Saut mengungkapkan, Agus memberi tahu dirinya soal pemanggilan Presiden tersebut sebelum pimpinan KPK menyerahkan mandat pengelolaan KPK kepada Presiden Jokowi pada 13 September 2019. Adapun Saut menandatangani sprindik kasus KTP-el pada 2017.
Saut mengungkapkan, dalam kasus e-KTP terdapat tiga unsur pimpinan yang setuju kasus tersebut dilanjutkan ke penyidikan dan dua unsur pimpinan lainnya tidak setuju.
Menurut Saut, biasanya Presiden Jokowi memanggil lima unsur pimpinan tidak langsung terkait dengan kasus yang ditangani KPK. Ketika terjadi pertemuan dan membicarakan perkara yang ditangani KPK, maka hal itu bertentangan dengan Pasal 36 Undang-Undang (UU) Nomor 30 Tahun 2002 tentang Komisi Pemberantasan Tindak Pidana Korupsi. Dalam pasal itu disebutkan, pimpinan KPK dilarang mengadakan hubungan langsung atau tidak langsung dengan tersangka atau pihak lain yang ada hubungan dengan perkara tindak pidana korupsi yang ditangani KPK dengan alasan apa pun.
Saut mengungkapkan, dalam kasus e-KTP terdapat tiga unsur pimpinan yang setuju kasus tersebut dilanjutkan ke penyidikan dan dua unsur pimpinan lainnya tidak setuju. Namun, ia tidak mau mengungkapkan nama pimpinan yang setuju dan tidak setuju. Ia menegaskan, pimpinan tidak memaksakan kasus ini, tetapi penyidik menyimpulkan bahwa kasus ini dilanjutkan ke penyidikan.
Bisa jadi tindak pidana
Menurut peneliti Pusat Kajian Anti Korupsi Universitas Gadjah Mada, Zaenur Rohman, tindakan Presiden Jokowi tersebut bisa menjadi tindakan pidana jika permintaan itu diiringi dengan upaya untuk merintangi penyidikan. Zaenur menegaskan, tidak ada satu pun pihak atau pejabat yang berwenang meminta penghentian perkara.

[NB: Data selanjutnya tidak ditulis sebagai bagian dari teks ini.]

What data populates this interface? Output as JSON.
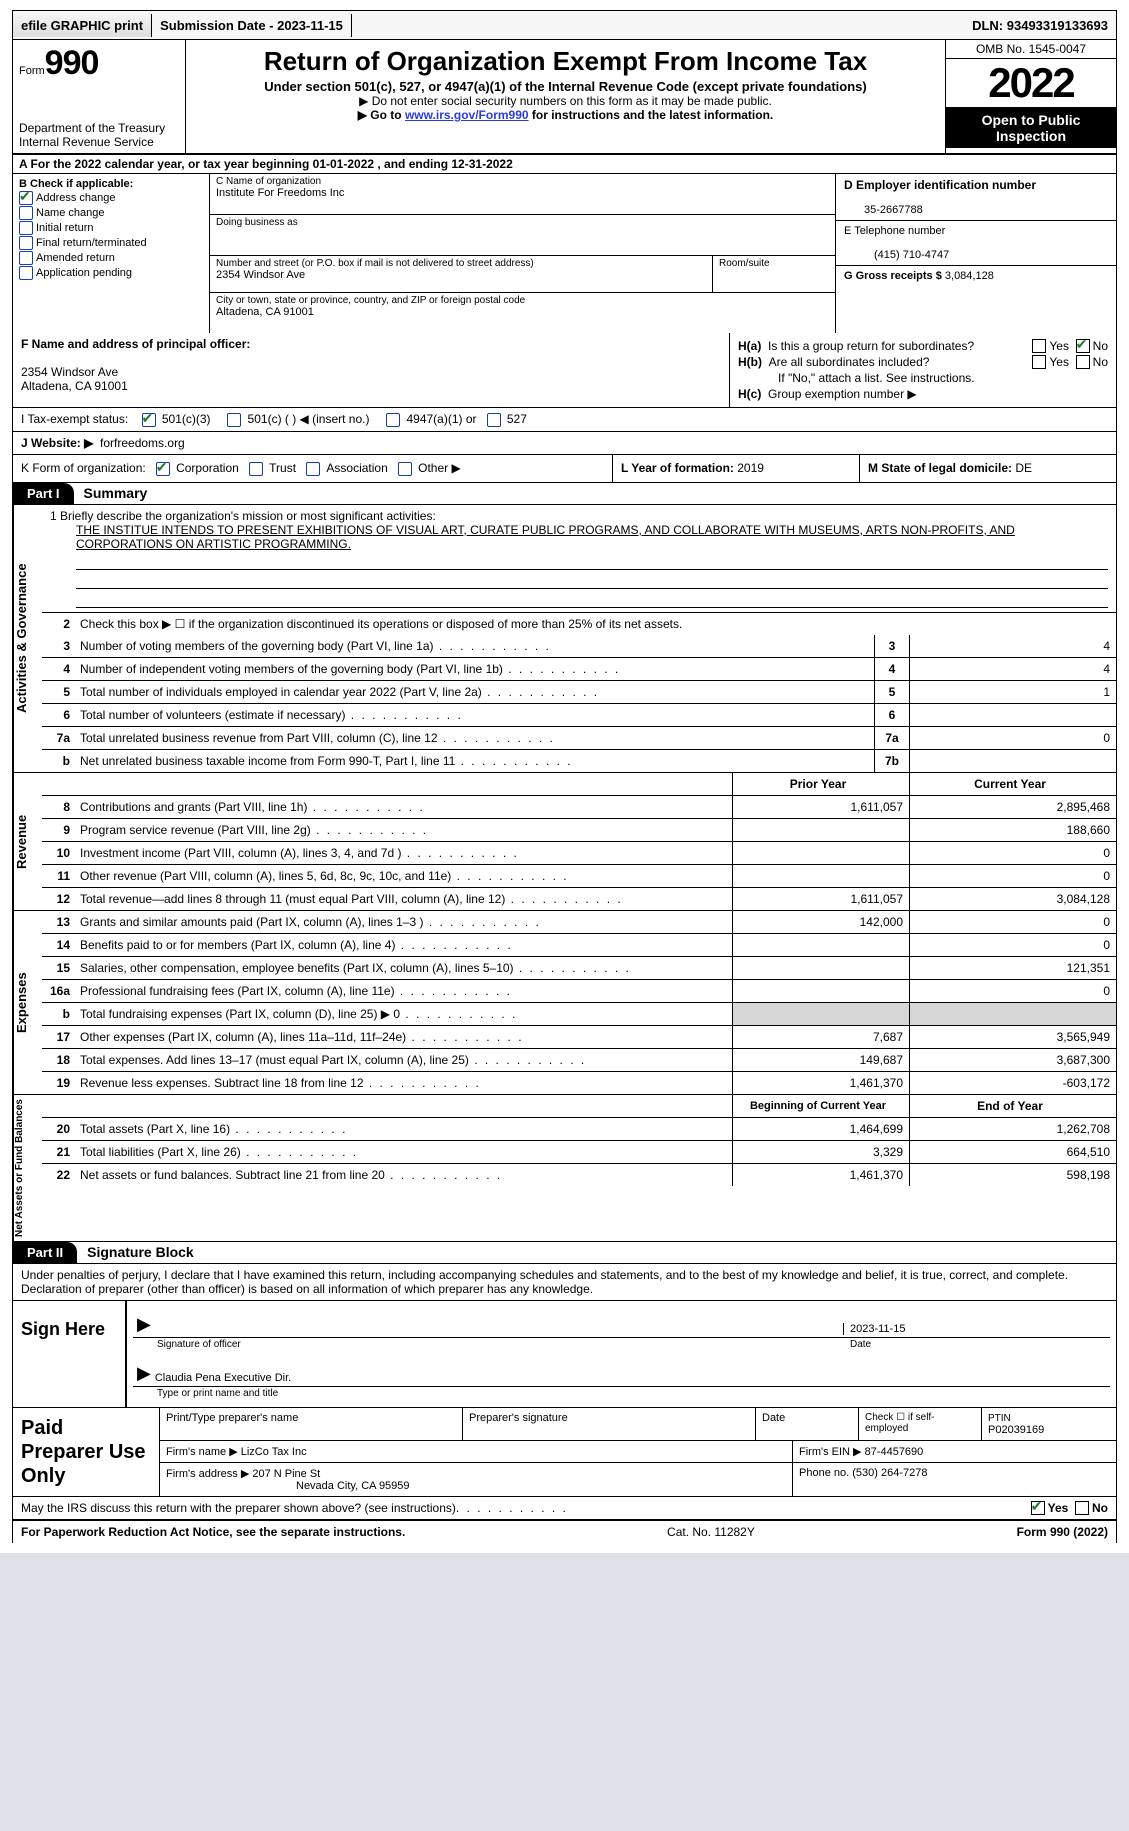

Ia mengatakan, permintaan untuk menghentikan sebuah perkara merupakan bentuk intervensi nyata dari Presiden kepada KPK yang merupakan lembaga negara yang bersifat independen dan tidak tunduk pada kekuasaan mana pun sebelum UU KPK direvisi. ”Ketika kekuasaan mengintervensi KPK, maka itu juga merupakan bentuk penyalahgunaan kekuasaan oleh Presiden,” kata Zaenur.
Menurut dia, masalah ini tidak bisa dilepaskan dari persoalan revisi UU KPK. Sebelum UU KPK direvisi, KPK susah dikendalikan. Akibatnya, Presiden dan DPR merevisi UU KPK. Ketika UU KPK berhasil direvisi, KPK berada di bawah rumpun kekuasaan eksekutif sehingga Presiden punya banyak instrumen untuk mengintervensi KPK. Revisi UU KPK ini menyebabkan KPK menjadi hancur karena kehilangan independensi.
Ia menegaskan, KPK harus independen agar bisa memproses secara efektif kepada pemegang kekuasaan. Oleh karena itu, UU KPK harus kembali direvisi agar KPK menjadi independen lagi.